Jillian Blum smiled sweetly, but her smile didn’t reach her eyes. He saw only sadness and worry there. Joe thought to himself that he had never before met an entire family that seemed so haunted. And yet he could have sworn they were haunted by disparate things. There seemed to be a different tension in each member of the Blum clan. Jillian seemed skittish, as if she were guilty of some deception. Joe hadn’t spent a lot of time around twelve-year-old children, but he knew that they were old enough to keep their own counsel and to not always trust their parents with the truth.
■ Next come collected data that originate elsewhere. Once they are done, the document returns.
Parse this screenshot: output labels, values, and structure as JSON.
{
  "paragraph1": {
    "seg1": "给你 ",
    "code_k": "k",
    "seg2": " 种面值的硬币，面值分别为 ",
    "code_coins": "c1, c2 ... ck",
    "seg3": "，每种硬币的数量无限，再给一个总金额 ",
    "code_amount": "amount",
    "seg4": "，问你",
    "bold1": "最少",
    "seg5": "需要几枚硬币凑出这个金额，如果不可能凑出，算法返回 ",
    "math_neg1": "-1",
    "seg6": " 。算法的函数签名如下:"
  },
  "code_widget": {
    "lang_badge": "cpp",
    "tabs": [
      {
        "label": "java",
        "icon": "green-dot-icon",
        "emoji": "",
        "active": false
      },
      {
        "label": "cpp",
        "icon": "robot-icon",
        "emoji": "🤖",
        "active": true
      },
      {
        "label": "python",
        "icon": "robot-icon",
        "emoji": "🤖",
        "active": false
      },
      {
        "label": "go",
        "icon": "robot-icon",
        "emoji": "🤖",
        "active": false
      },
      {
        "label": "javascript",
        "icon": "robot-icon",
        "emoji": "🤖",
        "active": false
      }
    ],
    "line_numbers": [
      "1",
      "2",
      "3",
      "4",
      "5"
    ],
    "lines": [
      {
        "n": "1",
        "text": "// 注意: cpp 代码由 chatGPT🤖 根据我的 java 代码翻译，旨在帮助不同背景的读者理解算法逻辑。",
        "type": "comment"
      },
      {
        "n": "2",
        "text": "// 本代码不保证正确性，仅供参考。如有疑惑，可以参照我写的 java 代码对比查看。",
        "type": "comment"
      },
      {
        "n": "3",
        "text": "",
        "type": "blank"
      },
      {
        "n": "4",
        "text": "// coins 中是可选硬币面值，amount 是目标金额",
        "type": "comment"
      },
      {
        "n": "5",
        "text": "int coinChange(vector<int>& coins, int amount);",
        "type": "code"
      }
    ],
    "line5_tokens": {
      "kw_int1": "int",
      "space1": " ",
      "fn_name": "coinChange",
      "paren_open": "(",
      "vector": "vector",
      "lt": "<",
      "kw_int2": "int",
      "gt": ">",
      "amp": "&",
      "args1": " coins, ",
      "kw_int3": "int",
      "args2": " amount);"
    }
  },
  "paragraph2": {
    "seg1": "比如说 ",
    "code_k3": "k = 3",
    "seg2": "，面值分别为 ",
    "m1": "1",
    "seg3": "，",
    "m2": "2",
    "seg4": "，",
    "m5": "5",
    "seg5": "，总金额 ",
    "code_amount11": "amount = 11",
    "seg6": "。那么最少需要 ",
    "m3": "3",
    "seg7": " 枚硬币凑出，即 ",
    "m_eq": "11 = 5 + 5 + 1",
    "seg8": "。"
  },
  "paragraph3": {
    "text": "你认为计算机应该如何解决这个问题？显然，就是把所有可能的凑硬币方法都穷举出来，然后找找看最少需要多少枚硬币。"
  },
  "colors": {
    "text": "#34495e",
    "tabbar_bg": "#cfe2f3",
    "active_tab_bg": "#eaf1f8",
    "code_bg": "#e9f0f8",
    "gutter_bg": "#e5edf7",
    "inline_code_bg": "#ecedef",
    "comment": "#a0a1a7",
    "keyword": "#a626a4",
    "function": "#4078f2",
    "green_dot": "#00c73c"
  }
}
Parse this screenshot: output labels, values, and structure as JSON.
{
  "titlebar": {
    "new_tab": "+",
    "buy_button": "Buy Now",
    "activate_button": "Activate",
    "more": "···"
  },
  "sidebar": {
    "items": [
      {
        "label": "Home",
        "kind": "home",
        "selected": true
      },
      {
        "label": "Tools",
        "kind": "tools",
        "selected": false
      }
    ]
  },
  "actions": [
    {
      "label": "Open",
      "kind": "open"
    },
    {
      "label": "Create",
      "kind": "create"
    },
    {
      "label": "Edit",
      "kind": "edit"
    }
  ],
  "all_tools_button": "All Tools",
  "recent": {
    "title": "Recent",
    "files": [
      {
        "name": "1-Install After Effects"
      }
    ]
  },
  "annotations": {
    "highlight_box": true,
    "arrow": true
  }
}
“It’s all right,” the girl said.
She glanced at her father, who sat slumbering in a high-backed chair in the far corner of the room. Steven Blum had made it clear he had no intention of letting Joe stay the night in his daughter’s room without him present, but he’d nodded off before midnight. Joe saw something in the girl’s glance that underlined his thoughts about Jillian keeping secrets. She seemed wary of her father.